The Holy Fathers of the Church, emphasizing on the truth of the Incarnation and of the two natures of Christ (divine and human), taught that the Logos (Word) of God assumed human nature (through Incarnation) which He received was sanctified and deified through the hypostatic union in the Person of the Incarnate Logos (Word), God. This deified human nature of God the Logos became the source of sanctification and theosis for all mankind, for those who through faith united themselves to Christ.
This union is accomplished primarily in the sacramental life of the faithful and especially in the Holy Eucharist where we relive our mystical union with Christ and become “partakers of the divine nature” (2 Peter 1:4). We become one with the body and blood of Christ; we partake in the newness of life which Jesus Christ has inaugurated.
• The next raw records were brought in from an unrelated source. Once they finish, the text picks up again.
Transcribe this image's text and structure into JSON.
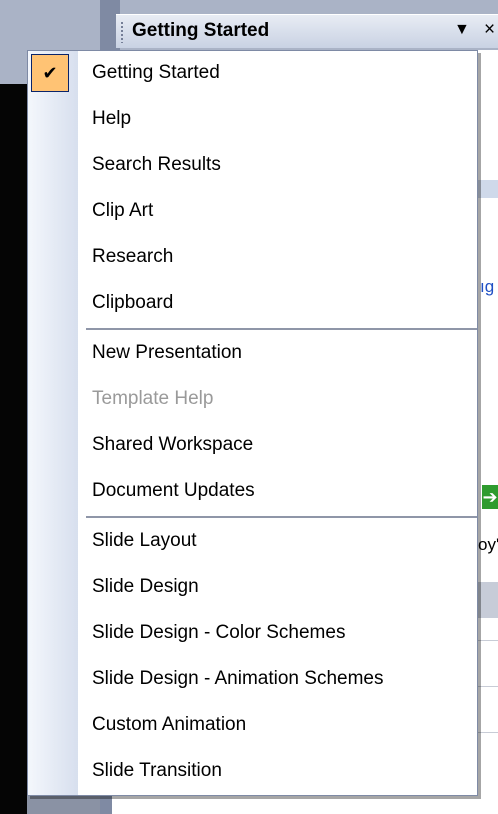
{
  "task_pane": {
    "title": "Getting Started",
    "dropdown_icon": "triangle-down-icon",
    "close_label": "×"
  },
  "background": {
    "link_fragment": "ıg",
    "arrow_glyph": "➔",
    "text_fragment": "oy'"
  },
  "menu": {
    "groups": [
      [
        {
          "label": "Getting Started",
          "checked": true
        },
        {
          "label": "Help"
        },
        {
          "label": "Search Results"
        },
        {
          "label": "Clip Art"
        },
        {
          "label": "Research"
        },
        {
          "label": "Clipboard"
        }
      ],
      [
        {
          "label": "New Presentation"
        },
        {
          "label": "Template Help",
          "disabled": true
        },
        {
          "label": "Shared Workspace"
        },
        {
          "label": "Document Updates"
        }
      ],
      [
        {
          "label": "Slide Layout"
        },
        {
          "label": "Slide Design"
        },
        {
          "label": "Slide Design - Color Schemes"
        },
        {
          "label": "Slide Design - Animation Schemes"
        },
        {
          "label": "Custom Animation"
        },
        {
          "label": "Slide Transition"
        }
      ]
    ],
    "check_glyph": "✔",
    "accent_color": "#ffc374"
  }
}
If anyone is in Christ, he is a new creation; the old has passed away, behold the new has come!”
2 Corinthians 5:17-18
Sanctification and Preparation for the Incarnation
As noted earlier, Christ saved and continues to save us through His incarnation. We celebrate His incarnation as Christmas when He came as a baby boy in the manger in the city of King David, Bethlehem. Koodosh Eetho is the commemorates the beginning of the Advent season when the whole church looks forward to this great and mystical event when God became man.
The Church calls her children to begin a new year through sanctification and leave their old self away and clean the living temple of God which can become befitting residence for the birth of Christ, so that we along with St. Peter would be able to address the new born baby as “You are the Christ, the Son of the Living God” and welcome Him to reside in us and make us His.
Christ is born! Glorify Him!
May the peace of our Lord Jesus Christ be with you all. May this season of Advent fill you with abundant blessings and joy.